Para complicar (e fascinar), entra em cena a inteligência artificial. O ganho de escala e produtividade com a tecnologia é indiscutível. Reconheço meu viés de quem vive isso por dentro, trabalhando no Google, uma das empresas que lidera essa virada global, onde o desafio diário é justamente reinventar processos a partir das novas ferramentas que temos amplamente à nossa disposição. Mas há uma fronteira: a IA gera, ela não cria. Falta a ela o atrito, o desvio e o repertório humano que tornam uma ideia memorável.

Do outro lado da tela, há o esgotamento de quem consome. Não sei você, mas, por aqui, tem sido cada vez mais difícil manter o foco em um conteúdo, especialmente quando ele fica na palma da mão. Até pendurar uma melancia no pescoço para chamar minha atenção perdeu a eficácia. Na verdade, não dá para dizer que esse seja um método novo, já que Carmen Miranda eternizou seu turbante de frutas tropicais como adereço fashionista há mais de 80 anos. Hoje, num deslizar de feed, tudo parece pasteurizado. É quase impossível se destacar em um ecossistema onde todo mundo bebe da mesma fonte e obedece à mesma cartilha de engajamento. O case das chuteiras cor de rosa nos campos da Copa 2026 está aí pra nos lembrar disso.
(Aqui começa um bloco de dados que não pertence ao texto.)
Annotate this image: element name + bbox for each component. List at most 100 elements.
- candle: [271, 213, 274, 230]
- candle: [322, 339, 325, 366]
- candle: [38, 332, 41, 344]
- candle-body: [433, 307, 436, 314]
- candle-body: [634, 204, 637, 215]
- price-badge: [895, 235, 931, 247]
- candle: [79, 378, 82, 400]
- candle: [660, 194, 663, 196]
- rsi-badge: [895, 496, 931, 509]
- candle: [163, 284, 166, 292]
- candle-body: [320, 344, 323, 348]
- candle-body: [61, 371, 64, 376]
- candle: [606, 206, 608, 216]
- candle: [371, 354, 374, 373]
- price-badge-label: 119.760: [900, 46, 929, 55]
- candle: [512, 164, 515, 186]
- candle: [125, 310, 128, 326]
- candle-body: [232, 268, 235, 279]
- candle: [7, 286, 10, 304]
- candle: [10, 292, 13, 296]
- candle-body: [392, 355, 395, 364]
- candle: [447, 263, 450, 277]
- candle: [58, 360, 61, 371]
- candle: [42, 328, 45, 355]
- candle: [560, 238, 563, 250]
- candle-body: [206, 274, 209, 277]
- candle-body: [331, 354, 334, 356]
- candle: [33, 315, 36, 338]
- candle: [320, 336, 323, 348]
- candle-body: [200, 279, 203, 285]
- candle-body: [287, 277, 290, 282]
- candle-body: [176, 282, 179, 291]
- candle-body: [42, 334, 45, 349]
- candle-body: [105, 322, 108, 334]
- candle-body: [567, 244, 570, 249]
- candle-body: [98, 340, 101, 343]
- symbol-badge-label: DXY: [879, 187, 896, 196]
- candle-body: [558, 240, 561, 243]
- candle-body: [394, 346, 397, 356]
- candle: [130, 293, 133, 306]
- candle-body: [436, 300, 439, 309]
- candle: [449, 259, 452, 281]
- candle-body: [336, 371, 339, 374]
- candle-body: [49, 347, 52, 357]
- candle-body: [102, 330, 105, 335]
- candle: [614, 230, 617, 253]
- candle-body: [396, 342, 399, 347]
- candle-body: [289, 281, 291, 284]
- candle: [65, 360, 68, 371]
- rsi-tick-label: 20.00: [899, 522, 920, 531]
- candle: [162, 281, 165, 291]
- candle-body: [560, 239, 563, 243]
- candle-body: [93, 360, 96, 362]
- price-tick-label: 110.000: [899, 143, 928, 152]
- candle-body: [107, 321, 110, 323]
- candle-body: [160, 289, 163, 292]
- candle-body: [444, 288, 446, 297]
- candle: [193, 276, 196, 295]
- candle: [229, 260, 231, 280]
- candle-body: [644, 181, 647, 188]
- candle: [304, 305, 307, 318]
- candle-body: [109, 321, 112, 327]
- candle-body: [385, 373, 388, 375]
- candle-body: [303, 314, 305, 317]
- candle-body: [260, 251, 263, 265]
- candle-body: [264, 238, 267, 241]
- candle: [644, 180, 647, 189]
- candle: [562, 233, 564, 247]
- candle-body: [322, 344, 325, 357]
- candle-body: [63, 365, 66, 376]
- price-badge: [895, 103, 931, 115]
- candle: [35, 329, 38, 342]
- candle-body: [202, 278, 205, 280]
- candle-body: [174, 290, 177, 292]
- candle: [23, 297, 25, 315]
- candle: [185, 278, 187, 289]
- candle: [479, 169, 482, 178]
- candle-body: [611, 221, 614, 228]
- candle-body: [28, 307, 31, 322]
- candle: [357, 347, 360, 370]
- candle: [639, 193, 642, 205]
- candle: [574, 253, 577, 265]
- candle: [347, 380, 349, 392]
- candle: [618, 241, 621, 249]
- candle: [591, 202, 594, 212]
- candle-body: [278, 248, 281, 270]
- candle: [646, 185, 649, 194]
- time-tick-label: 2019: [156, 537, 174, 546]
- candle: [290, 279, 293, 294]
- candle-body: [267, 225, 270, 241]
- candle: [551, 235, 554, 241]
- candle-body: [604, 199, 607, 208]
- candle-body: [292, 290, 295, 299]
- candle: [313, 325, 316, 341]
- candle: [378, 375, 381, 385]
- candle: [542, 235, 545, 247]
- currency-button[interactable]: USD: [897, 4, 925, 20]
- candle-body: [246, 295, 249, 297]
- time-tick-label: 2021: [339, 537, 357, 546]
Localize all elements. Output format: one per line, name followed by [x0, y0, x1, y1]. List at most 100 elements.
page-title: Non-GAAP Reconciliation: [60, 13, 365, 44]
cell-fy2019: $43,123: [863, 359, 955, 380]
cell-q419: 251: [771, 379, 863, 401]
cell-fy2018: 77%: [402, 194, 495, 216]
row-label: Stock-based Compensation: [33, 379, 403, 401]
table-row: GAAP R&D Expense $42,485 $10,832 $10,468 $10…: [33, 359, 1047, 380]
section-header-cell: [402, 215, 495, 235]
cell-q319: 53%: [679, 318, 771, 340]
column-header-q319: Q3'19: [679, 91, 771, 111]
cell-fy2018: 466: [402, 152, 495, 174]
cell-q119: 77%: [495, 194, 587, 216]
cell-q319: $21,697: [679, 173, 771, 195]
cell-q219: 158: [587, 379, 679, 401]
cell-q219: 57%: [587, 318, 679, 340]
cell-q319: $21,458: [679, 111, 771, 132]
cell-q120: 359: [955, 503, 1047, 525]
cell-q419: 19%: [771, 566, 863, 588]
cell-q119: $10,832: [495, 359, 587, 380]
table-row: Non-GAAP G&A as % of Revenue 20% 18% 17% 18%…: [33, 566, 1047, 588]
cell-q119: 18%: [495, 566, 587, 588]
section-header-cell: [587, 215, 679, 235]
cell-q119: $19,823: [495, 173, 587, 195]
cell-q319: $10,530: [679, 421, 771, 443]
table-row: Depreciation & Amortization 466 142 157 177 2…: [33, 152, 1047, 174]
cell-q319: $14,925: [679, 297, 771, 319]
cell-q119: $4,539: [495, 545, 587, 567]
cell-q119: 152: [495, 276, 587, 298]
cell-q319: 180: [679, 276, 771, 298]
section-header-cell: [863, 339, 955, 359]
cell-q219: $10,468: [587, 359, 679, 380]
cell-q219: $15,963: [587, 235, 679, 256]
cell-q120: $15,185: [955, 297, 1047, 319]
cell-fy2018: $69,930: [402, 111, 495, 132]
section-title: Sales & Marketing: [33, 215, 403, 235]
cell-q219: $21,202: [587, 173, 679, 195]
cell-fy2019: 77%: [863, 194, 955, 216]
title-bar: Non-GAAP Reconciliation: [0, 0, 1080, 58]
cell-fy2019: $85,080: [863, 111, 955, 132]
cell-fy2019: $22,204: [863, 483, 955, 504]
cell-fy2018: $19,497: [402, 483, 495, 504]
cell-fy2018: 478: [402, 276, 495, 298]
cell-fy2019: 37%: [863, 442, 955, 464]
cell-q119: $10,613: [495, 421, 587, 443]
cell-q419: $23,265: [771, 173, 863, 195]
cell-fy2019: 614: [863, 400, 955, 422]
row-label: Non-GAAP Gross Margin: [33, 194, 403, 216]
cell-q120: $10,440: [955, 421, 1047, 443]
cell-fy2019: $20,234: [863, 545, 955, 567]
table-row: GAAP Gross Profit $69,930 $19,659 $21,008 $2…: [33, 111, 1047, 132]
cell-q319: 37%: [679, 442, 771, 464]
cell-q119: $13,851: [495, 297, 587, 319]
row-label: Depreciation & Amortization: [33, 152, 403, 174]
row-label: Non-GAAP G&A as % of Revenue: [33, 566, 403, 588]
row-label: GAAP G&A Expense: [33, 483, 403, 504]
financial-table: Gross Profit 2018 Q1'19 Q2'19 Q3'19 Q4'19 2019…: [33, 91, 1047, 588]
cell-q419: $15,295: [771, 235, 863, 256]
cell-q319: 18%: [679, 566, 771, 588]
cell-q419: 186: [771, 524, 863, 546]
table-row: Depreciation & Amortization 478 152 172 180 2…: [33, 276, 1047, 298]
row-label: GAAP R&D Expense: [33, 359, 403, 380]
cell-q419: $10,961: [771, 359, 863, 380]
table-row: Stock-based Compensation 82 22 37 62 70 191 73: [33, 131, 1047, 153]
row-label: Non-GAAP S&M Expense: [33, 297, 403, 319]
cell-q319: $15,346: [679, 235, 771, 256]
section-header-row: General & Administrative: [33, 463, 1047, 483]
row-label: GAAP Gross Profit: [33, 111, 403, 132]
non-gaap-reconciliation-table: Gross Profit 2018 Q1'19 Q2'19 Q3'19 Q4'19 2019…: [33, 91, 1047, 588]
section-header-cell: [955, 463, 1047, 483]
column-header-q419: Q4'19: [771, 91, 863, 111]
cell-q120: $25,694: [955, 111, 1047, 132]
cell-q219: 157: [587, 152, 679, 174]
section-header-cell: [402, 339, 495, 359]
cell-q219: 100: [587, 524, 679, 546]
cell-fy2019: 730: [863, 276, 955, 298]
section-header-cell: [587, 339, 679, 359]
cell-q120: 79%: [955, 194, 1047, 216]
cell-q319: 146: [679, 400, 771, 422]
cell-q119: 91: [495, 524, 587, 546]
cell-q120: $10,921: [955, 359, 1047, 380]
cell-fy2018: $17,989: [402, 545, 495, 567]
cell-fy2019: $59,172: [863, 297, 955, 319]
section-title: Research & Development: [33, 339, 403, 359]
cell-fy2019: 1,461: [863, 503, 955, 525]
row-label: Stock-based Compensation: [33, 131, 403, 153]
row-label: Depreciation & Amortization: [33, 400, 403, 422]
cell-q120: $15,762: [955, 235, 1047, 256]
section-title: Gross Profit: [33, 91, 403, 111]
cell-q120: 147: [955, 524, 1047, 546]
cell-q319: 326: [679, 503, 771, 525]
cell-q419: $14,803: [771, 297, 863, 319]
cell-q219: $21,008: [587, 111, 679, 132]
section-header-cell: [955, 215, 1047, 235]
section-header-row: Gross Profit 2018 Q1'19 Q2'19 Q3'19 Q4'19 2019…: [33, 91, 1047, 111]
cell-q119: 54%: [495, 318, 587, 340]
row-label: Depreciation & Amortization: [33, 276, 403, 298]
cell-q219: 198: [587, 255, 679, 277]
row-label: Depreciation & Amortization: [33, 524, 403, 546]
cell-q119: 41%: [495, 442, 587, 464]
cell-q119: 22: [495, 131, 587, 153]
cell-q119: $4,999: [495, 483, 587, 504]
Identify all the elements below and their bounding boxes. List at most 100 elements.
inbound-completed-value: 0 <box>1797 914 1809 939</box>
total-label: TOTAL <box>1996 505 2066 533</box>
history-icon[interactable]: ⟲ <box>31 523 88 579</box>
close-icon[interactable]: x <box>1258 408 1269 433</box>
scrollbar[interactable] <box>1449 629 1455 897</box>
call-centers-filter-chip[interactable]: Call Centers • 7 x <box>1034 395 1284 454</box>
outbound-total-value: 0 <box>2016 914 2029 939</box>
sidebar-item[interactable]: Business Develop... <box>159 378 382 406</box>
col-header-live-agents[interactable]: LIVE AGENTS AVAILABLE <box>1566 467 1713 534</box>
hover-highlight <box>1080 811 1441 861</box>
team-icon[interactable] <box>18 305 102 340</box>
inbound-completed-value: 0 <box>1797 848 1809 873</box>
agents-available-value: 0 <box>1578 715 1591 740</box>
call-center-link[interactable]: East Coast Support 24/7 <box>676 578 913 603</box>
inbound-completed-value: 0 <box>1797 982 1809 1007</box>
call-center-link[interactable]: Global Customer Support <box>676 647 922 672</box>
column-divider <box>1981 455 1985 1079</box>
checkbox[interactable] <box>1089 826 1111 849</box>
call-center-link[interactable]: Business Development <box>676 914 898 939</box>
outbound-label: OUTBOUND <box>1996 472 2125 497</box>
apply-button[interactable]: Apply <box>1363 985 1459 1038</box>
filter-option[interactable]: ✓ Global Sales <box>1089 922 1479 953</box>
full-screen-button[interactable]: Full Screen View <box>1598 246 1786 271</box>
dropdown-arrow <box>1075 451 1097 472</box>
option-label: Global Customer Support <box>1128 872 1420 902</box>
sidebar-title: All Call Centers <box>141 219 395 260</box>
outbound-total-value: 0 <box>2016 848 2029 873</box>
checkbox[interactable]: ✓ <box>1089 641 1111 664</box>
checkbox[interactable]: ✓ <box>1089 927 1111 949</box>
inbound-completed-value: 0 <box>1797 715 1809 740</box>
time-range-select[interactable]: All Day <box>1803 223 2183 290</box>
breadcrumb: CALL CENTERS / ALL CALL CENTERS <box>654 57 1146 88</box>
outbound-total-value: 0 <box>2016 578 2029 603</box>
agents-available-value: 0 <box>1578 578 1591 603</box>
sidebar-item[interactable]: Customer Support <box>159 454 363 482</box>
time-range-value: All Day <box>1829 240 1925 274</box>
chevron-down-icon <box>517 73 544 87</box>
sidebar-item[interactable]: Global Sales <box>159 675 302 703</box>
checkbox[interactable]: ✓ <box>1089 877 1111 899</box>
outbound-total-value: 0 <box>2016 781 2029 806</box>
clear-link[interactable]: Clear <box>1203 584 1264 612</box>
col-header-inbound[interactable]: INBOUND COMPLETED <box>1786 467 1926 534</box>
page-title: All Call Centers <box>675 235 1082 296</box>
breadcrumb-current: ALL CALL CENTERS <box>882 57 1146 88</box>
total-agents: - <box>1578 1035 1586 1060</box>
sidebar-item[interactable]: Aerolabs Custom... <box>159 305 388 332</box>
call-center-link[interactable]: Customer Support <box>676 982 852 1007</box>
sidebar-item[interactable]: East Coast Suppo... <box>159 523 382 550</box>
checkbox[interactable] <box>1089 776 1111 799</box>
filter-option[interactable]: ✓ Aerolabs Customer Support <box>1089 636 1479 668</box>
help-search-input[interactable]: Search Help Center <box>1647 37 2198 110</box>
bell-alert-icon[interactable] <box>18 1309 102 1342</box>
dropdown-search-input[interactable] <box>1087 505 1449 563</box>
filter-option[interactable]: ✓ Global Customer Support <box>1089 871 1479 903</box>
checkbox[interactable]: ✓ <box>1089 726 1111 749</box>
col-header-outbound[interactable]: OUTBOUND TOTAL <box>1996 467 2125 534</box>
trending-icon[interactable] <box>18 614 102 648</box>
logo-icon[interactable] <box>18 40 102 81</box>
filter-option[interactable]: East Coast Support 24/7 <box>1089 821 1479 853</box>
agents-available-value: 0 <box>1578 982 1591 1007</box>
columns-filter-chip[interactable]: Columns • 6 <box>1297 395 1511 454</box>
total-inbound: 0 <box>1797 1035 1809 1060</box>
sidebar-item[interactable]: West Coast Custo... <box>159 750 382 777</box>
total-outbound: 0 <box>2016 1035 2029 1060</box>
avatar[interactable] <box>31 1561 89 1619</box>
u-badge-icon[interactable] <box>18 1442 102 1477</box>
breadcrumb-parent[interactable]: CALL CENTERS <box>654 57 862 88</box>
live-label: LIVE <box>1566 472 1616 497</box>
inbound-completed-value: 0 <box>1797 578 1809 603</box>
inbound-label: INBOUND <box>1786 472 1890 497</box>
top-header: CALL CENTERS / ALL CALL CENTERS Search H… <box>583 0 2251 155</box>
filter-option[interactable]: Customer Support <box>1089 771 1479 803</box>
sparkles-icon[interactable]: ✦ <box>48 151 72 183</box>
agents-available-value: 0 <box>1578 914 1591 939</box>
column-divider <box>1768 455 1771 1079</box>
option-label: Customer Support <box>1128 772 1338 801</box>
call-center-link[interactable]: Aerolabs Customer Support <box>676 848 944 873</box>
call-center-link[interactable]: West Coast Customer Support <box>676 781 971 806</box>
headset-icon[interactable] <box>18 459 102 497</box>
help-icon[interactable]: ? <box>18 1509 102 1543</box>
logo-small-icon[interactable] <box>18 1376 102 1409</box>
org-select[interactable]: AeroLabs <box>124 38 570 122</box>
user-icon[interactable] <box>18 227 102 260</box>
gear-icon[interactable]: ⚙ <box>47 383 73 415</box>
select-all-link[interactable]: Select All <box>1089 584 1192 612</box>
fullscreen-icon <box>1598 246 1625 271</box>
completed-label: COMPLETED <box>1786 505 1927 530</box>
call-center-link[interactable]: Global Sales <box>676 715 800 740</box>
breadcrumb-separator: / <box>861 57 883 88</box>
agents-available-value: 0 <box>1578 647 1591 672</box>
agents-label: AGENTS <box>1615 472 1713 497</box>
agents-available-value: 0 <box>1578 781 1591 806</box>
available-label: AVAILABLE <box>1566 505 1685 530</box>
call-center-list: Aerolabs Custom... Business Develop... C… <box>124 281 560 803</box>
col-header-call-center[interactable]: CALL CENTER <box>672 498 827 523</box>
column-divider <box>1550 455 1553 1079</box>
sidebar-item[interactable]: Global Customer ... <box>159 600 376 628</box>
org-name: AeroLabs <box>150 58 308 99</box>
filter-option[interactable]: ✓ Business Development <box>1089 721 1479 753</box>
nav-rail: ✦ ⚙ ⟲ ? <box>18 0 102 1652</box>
Voltando ao painel, em determinado momento, a consultora de inovação Simone Kliass propôs um exercício simples à plateia, que repasso a você: abra seu assistente de IA favorito e peça para ele escolher um número de 1 a 10. Para a esmagadora maioria, a resposta foi 7. Por aí também? A probabilidade matemática e os padrões da linguagem explicam a escolha, mas o ponto é outro: a tecnologia tende a nos devolver o consenso, a média estatística. O perigo é quando nós, profissionais e criadores, passamos a agir com a mesma previsibilidade do algoritmo.

A saída para romper esse padrão não vem de um prompt milagroso, mas de um traço comportamental cada vez mais raro: o desapego do julgamento alheio. Vivemos na era do panóptico digital, resgatando aqui uma ideia de Michel Foucault. Não à toa, pesquisas recentes apontam que a Geração Z tem evitado festas e exposições públicas pelo pavor de ser filmada, cancelada ou taxada de cringe. O medo de errar engessa a criatividade. Ter estilo próprio e sustentar uma visão exige uma dose de risco que poucas marcas — e poucas pessoas — topam bancar.

Quem nada contra essa corrente acaba se tornando um ímã. Foi o caso de outra figura que chamou atenção nos corredores e palcos do SP2B: Chantal Kopenhagen Goldfinger, cofundadora da GoldKo, marca de chocolates sem açúcar e herdeira da chocolateria homônima. Com seus óculos excêntricos (palavra exclusiva dos gostos dos ricos, Michel Alcoforado iria concordar) e sua paixão por boas histórias, ela lembra que personalidade não cabe em templates, apesar de com certeza usá-los. Chantal fala de negócios misturando arte, viagens, bastidores e um toque de fofoca elegante. É magnética porque não tenta performar uma simplicidade protocolar para agradar a todos; ela é dona do próprio tom e faz o estilo “gente como a gente” que é tão gostoso de ver numa rede inundada de ostentação.

A tecnologia vai continuar nos entregando atalhos eficientes e respostas confortáveis no número 7. Ela pode ser até bajuladora — uma armadilha para os narcisistas, conheço alguns. É claro que um bom prompt pode ajudar, e me ajuda frequentemente, inclusive na edição deste texto. Mas sair do comum demanda esforço, simples assim. Seja para estudar cases e se inspirar por ideias, seja para buscar referências que tenham a ver com você na hora de reformar um apartamento ou escolher um nome mais original que Enzo para seu filho (nada contra, mas de fato ficou batido). O que parece ser capaz de nos conectar de verdade e fazer parar o polegar na tela continua sendo a ousadia de quem tem coragem de ser qualquer outro número — ou suas infinitas frações.